Freedom for civilians worldwide declined last year to at least a 10-year low, according to Freedom House, a civil liberties and human rights group.
Liberties such as freedom of expression and rule of law slipped on aggregate for the 10th consecutive year, the US non-governmental organization reported. “The world was battered in 2015 by overlapping crises that fueled xenophobic sentiment in democratic countries, undermined the economies of states dependent on the sale of natural resources, and led authoritarian regimes to crack down harder on dissent,” it stated in a report (pdf).
Key drivers of this downturn are the migration crisis sparked by the Syrian civial war, which continues to unsettle even liberal rich nations, and China’s slowdown, which is causing headaches across the developing world.

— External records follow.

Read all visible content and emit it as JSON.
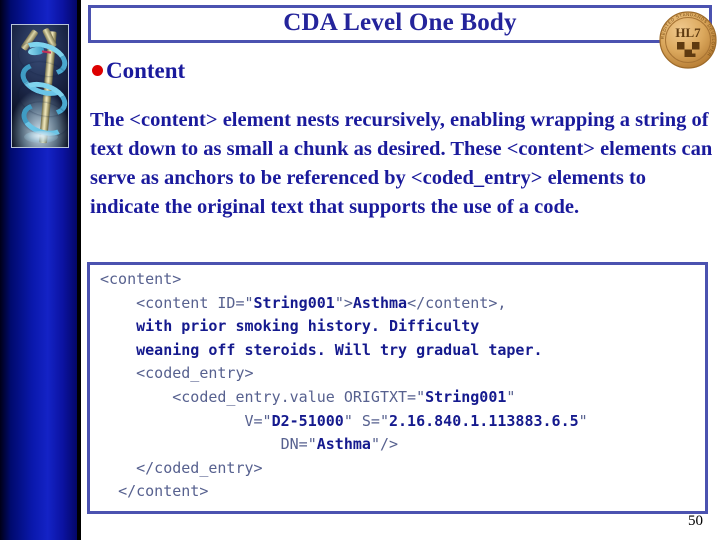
{
  "slide": {
    "title": "CDA Level One Body",
    "slide_number": "50",
    "accent_color": "#4b52b0",
    "text_color": "#1a1a9c",
    "bullet_color": "#dd0000",
    "sidebar_color": "#0a18ac"
  },
  "logo": {
    "name": "hl7-seal",
    "wordmark": "HL7",
    "ring_text": "ACCREDITED STANDARDS DEVELOPER",
    "color": "#d79a4e"
  },
  "sidebar_image": {
    "name": "caduceus-image",
    "alt": "Rod of Asclepius with blue serpent"
  },
  "bullet": {
    "label": "Content"
  },
  "body": {
    "paragraph": "The <content> element nests recursively, enabling wrapping a string of text down to as small a chunk as desired. These <content> elements can serve as anchors to be referenced by <coded_entry> elements to indicate the original text that supports the use of a code."
  },
  "code_block": {
    "language": "xml",
    "lines": [
      {
        "indent": 0,
        "segments": [
          {
            "text": "<content>",
            "bold": false
          }
        ]
      },
      {
        "indent": 2,
        "segments": [
          {
            "text": "<content ID=\"",
            "bold": false
          },
          {
            "text": "String001",
            "bold": true
          },
          {
            "text": "\">",
            "bold": false
          },
          {
            "text": "Asthma",
            "bold": true
          },
          {
            "text": "</content>,",
            "bold": false
          }
        ]
      },
      {
        "indent": 2,
        "segments": [
          {
            "text": "with prior smoking history. Difficulty",
            "bold": true
          }
        ]
      },
      {
        "indent": 2,
        "segments": [
          {
            "text": "weaning off steroids. Will try gradual taper.",
            "bold": true
          }
        ]
      },
      {
        "indent": 2,
        "segments": [
          {
            "text": "<coded_entry>",
            "bold": false
          }
        ]
      },
      {
        "indent": 4,
        "segments": [
          {
            "text": "<coded_entry.value ORIGTXT=\"",
            "bold": false
          },
          {
            "text": "String001",
            "bold": true
          },
          {
            "text": "\"",
            "bold": false
          }
        ]
      },
      {
        "indent": 8,
        "segments": [
          {
            "text": "V=\"",
            "bold": false
          },
          {
            "text": "D2-51000",
            "bold": true
          },
          {
            "text": "\" S=\"",
            "bold": false
          },
          {
            "text": "2.16.840.1.113883.6.5",
            "bold": true
          },
          {
            "text": "\"",
            "bold": false
          }
        ]
      },
      {
        "indent": 10,
        "segments": [
          {
            "text": "DN=\"",
            "bold": false
          },
          {
            "text": "Asthma",
            "bold": true
          },
          {
            "text": "\"/>",
            "bold": false
          }
        ]
      },
      {
        "indent": 2,
        "segments": [
          {
            "text": "</coded_entry>",
            "bold": false
          }
        ]
      },
      {
        "indent": 1,
        "segments": [
          {
            "text": "</content>",
            "bold": false
          }
        ]
      }
    ]
  }
}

Syria, the report notes, “represents the most complex challenge to peace and stability in years, and thus far the leaders of the free world have fallen short even as fundamental democratic principles come under threat in their own countries.”
Meanwhile, China’s slowdown is “slashing the export revenues of dictatorships around the world and threatening the economic underpinnings of their legitimacy,” which is leading to brutal crackdowns on critics and rights activists.

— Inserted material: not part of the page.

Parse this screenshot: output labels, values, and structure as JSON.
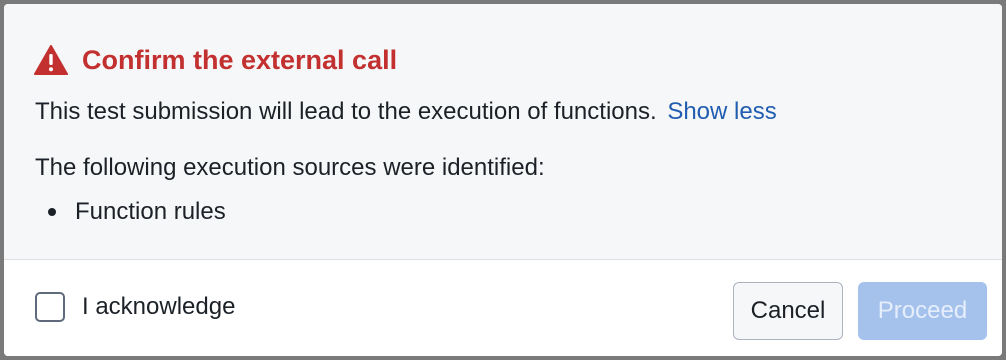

Human Rights Watch, a separate NGO, published a similar report yesterday (Jan. 27). It too links restricted rights worldwide to the migrant crisis and increased terror attacks outside of the Middle East.

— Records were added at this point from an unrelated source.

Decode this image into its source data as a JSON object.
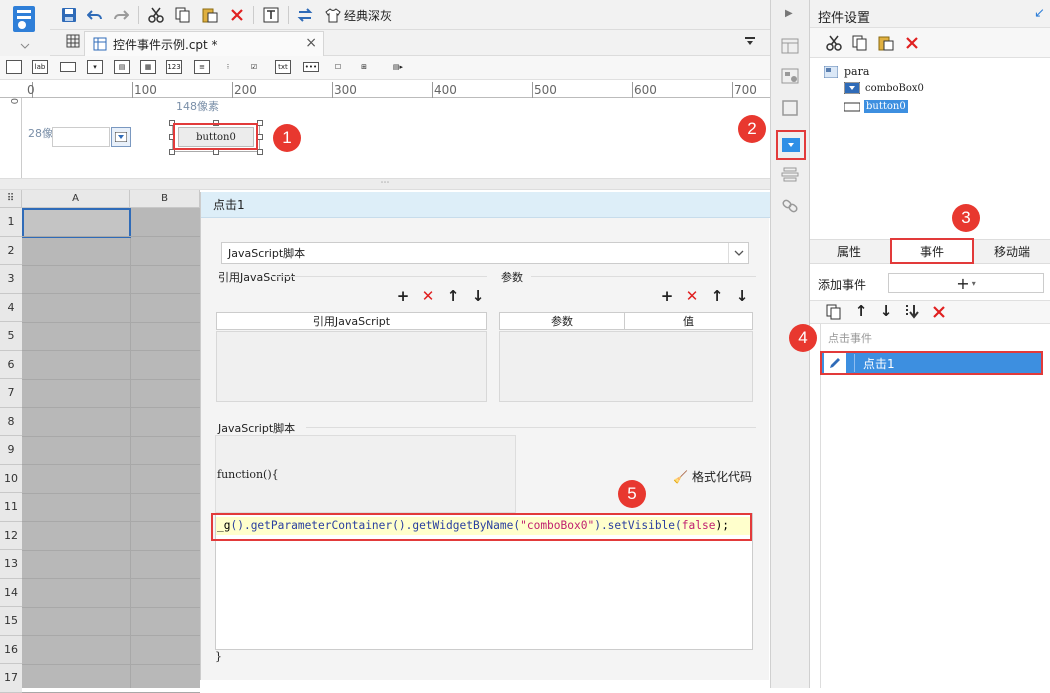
{
  "toolbar": {
    "theme_label": "经典深灰"
  },
  "file_tab": {
    "name": "控件事件示例.cpt *"
  },
  "ruler": {
    "marks": [
      "0",
      "100",
      "200",
      "300",
      "400",
      "500",
      "600",
      "700"
    ],
    "vmark": "0"
  },
  "canvas": {
    "width_label": "148像素",
    "height_label": "28像素",
    "button_text": "button0"
  },
  "sheet": {
    "columns": [
      "A",
      "B"
    ],
    "rows": [
      "1",
      "2",
      "3",
      "4",
      "5",
      "6",
      "7",
      "8",
      "9",
      "10",
      "11",
      "12",
      "13",
      "14",
      "15",
      "16",
      "17"
    ]
  },
  "dialog": {
    "title": "点击1",
    "type_select": "JavaScript脚本",
    "ref_js_label": "引用JavaScript",
    "params_label": "参数",
    "ref_js_col": "引用JavaScript",
    "param_col": "参数",
    "value_col": "值",
    "script_label": "JavaScript脚本",
    "func_open": "function(){",
    "format_label": "格式化代码",
    "code": {
      "p1": "_g",
      "p2": "().getParameterContainer().getWidgetByName(",
      "p3": "\"comboBox0\"",
      "p4": ").setVisible(",
      "p5": "false",
      "p6": ");"
    },
    "func_close": "}"
  },
  "right_panel": {
    "title": "控件设置",
    "tree": {
      "root": "para",
      "child1": "comboBox0",
      "child2": "button0"
    },
    "tabs": [
      "属性",
      "事件",
      "移动端"
    ],
    "add_event_label": "添加事件",
    "add_symbol": "+",
    "event_group": "点击事件",
    "event_item": "点击1"
  },
  "badges": [
    "1",
    "2",
    "3",
    "4",
    "5"
  ],
  "colors": {
    "accent": "#3d8fe0",
    "badge": "#e8382f",
    "highlight": "#2f8fe6",
    "code_bg": "#ffffcc"
  }
}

Freedom House divides countries into those that are “free,” “partially free,” or “not free.” A nation’s score is calculated via 25 separate indicators, adding up to a maximum score of 100. Here, we can see which countries are closest to the top:
In the past decade, the proportion of countries deemed “free” has declined from 46% to 44%. Meanwhile, there was a rise in the number of countries labelled “not free,” from 24% to 26%. Countries classified as “partly free” remained stable:
There were areas in which freedoms increased, too. Aung San Suu Kyi’s victory in Myanmar’s national election represented major progress for liberties there, while elections in Venezuela and in Argentina also signaled a potential easing of the controls imposed by long-serving governments.
Four out of the five countries that saw the most dramatic increase in freedoms were in Africa, while the countries that saw the biggest decrease were spread around the world:
Unfortunately, African countries also dominated the list of the least free nations (and regions) overall, while Scandinavia was well represented at the top:
The US received a score of 90, putting it in 44th place.